Updated

A U.S. Army Black Hawk helicopter on night training crashed Tuesday in the Kuwaiti desert, killing all four crew members. The Kuwaiti military said sandstorms were reported in the area at the time the chopper went down.

The aircraft, which belonged to the Army's V Corps, was part of the force that has massed in this Persian Gulf emirate for a possible invasion of Iraq.

The Pentagon identified those killed Tuesday as Spc. Rodrigo Gonzalez-Garza, 26, of Texas; Chief Warrant Officer Timothy W. Moehling, 35, of Florida; Chief Warrant Officer John D. Smith, 32, of Nevada; and Spc. William J. Tracy, 27, of New Hampshire.

Kuwait army spokesman Col. Youssef al-Mulla said the helicopter went down in bad weather. Sandstorms and high winds were reported overnight and continued Tuesday afternoon.

The UH-60 Black Hawk crashed about 1 a.m. near Camp New Jersey about 30 miles northwest of Kuwait City, an Army statement said.

The helicopter was part of the 158th Aviation Regiment, 5th Battalion, of the 12th Aviation Brigade based in Giebelstadt, Germany. The group is attached to V Corps' 11th Attack Helicopter Regiment, which is part of some 9,000 troops from the corps deployed as part of the recent U.S. buildup. It includes a headquarters unit commanded by Lt. Gen. William Wallace.

V Corps spokesman Bill Roche said from the corps headquarters in Heidelberg, Germany, that it was still too early to speculate about a cause of the crash.

"A V Corps safety team is already on site, and then additional people are coming in from the U.S. Army Safety Center in Fort Rucker, Ala.," Roche said.

The bodies are expected to be brought back to Germany, Roche said.

The helicopter was one of two V Corps helicopters participating in the exercise. The other returned safely.
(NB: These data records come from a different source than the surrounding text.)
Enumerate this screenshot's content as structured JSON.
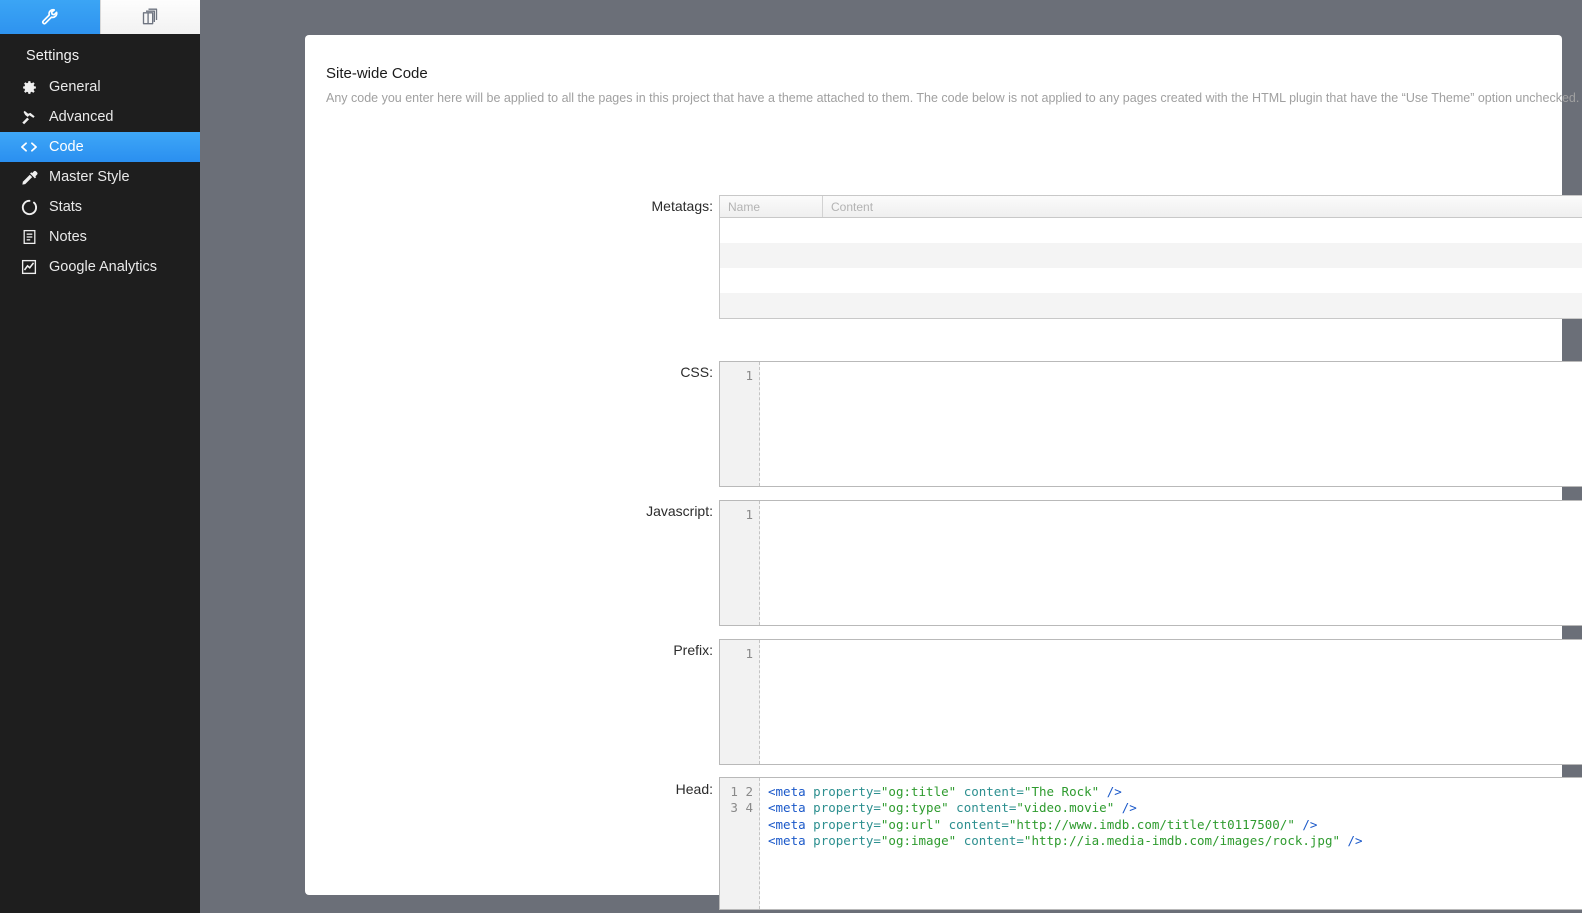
{
  "sidebar": {
    "tabs": [
      {
        "name": "tools-tab",
        "icon": "wrench-icon",
        "active": true
      },
      {
        "name": "pages-tab",
        "icon": "stacked-pages-icon",
        "active": false
      }
    ],
    "title": "Settings",
    "items": [
      {
        "label": "General",
        "icon": "gear-icon",
        "selected": false
      },
      {
        "label": "Advanced",
        "icon": "hammer-icon",
        "selected": false
      },
      {
        "label": "Code",
        "icon": "code-brackets-icon",
        "selected": true
      },
      {
        "label": "Master Style",
        "icon": "eyedropper-icon",
        "selected": false
      },
      {
        "label": "Stats",
        "icon": "stats-arc-icon",
        "selected": false
      },
      {
        "label": "Notes",
        "icon": "notes-document-icon",
        "selected": false
      },
      {
        "label": "Google Analytics",
        "icon": "analytics-chart-icon",
        "selected": false
      }
    ]
  },
  "main": {
    "title": "Site-wide Code",
    "description": "Any code you enter here will be applied to all the pages in this project that have a theme attached to them. The code below is not applied to any pages created with the HTML plugin that have the “Use Theme” option unchecked.",
    "labels": {
      "metatags": "Metatags:",
      "css": "CSS:",
      "javascript": "Javascript:",
      "prefix": "Prefix:",
      "head": "Head:"
    },
    "metatags": {
      "columns": [
        "Name",
        "Content"
      ],
      "rows": [],
      "empty_row_count": 4,
      "remove_label": "–",
      "add_label": "+"
    },
    "editors": {
      "css": {
        "line_numbers": [
          "1"
        ],
        "lines": []
      },
      "javascript": {
        "line_numbers": [
          "1"
        ],
        "lines": []
      },
      "prefix": {
        "line_numbers": [
          "1"
        ],
        "lines": []
      },
      "head": {
        "line_numbers": [
          "1",
          "2",
          "3",
          "4"
        ],
        "lines": [
          "<meta property=\"og:title\" content=\"The Rock\" />",
          "<meta property=\"og:type\" content=\"video.movie\" />",
          "<meta property=\"og:url\" content=\"http://www.imdb.com/title/tt0117500/\" />",
          "<meta property=\"og:image\" content=\"http://ia.media-imdb.com/images/rock.jpg\" />"
        ],
        "tokens": [
          [
            {
              "t": "<meta",
              "c": "tag"
            },
            {
              "t": " ",
              "c": "plain"
            },
            {
              "t": "property=",
              "c": "attr"
            },
            {
              "t": "\"og:title\"",
              "c": "str"
            },
            {
              "t": " ",
              "c": "plain"
            },
            {
              "t": "content=",
              "c": "attr"
            },
            {
              "t": "\"The Rock\"",
              "c": "str"
            },
            {
              "t": " ",
              "c": "plain"
            },
            {
              "t": "/>",
              "c": "punct"
            }
          ],
          [
            {
              "t": "<meta",
              "c": "tag"
            },
            {
              "t": " ",
              "c": "plain"
            },
            {
              "t": "property=",
              "c": "attr"
            },
            {
              "t": "\"og:type\"",
              "c": "str"
            },
            {
              "t": " ",
              "c": "plain"
            },
            {
              "t": "content=",
              "c": "attr"
            },
            {
              "t": "\"video.movie\"",
              "c": "str"
            },
            {
              "t": " ",
              "c": "plain"
            },
            {
              "t": "/>",
              "c": "punct"
            }
          ],
          [
            {
              "t": "<meta",
              "c": "tag"
            },
            {
              "t": " ",
              "c": "plain"
            },
            {
              "t": "property=",
              "c": "attr"
            },
            {
              "t": "\"og:url\"",
              "c": "str"
            },
            {
              "t": " ",
              "c": "plain"
            },
            {
              "t": "content=",
              "c": "attr"
            },
            {
              "t": "\"http://www.imdb.com/title/tt0117500/\"",
              "c": "str"
            },
            {
              "t": " ",
              "c": "plain"
            },
            {
              "t": "/>",
              "c": "punct"
            }
          ],
          [
            {
              "t": "<meta",
              "c": "tag"
            },
            {
              "t": " ",
              "c": "plain"
            },
            {
              "t": "property=",
              "c": "attr"
            },
            {
              "t": "\"og:image\"",
              "c": "str"
            },
            {
              "t": " ",
              "c": "plain"
            },
            {
              "t": "content=",
              "c": "attr"
            },
            {
              "t": "\"http://ia.media-imdb.com/images/rock.jpg\"",
              "c": "str"
            },
            {
              "t": " ",
              "c": "plain"
            },
            {
              "t": "/>",
              "c": "punct"
            }
          ]
        ]
      }
    }
  },
  "colors": {
    "accent": "#2e93ef",
    "sidebar_bg": "#1e1e1e",
    "page_bg": "#6b6f78",
    "panel_bg": "#ffffff",
    "code_tag": "#1a58c9",
    "code_attr": "#2c8f8f",
    "code_string": "#2e9b2e"
  }
}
On Jan. 30, an MH-60, an adapted version of the Black Hawk, crashed in a training mission seven miles east of Bagram Air Base in Afghanistan. Four members of an elite aviation regiment were killed.

More than 70,000 U.S. troops are training in the Kuwaiti desert in preparation for a possible invasion of Iraq. President Bush has threatened to use force to disarm Baghdad of weapons of mass destruction if it does not do so voluntarily according to U.N. resolutions. Iraq denies it has such weapons.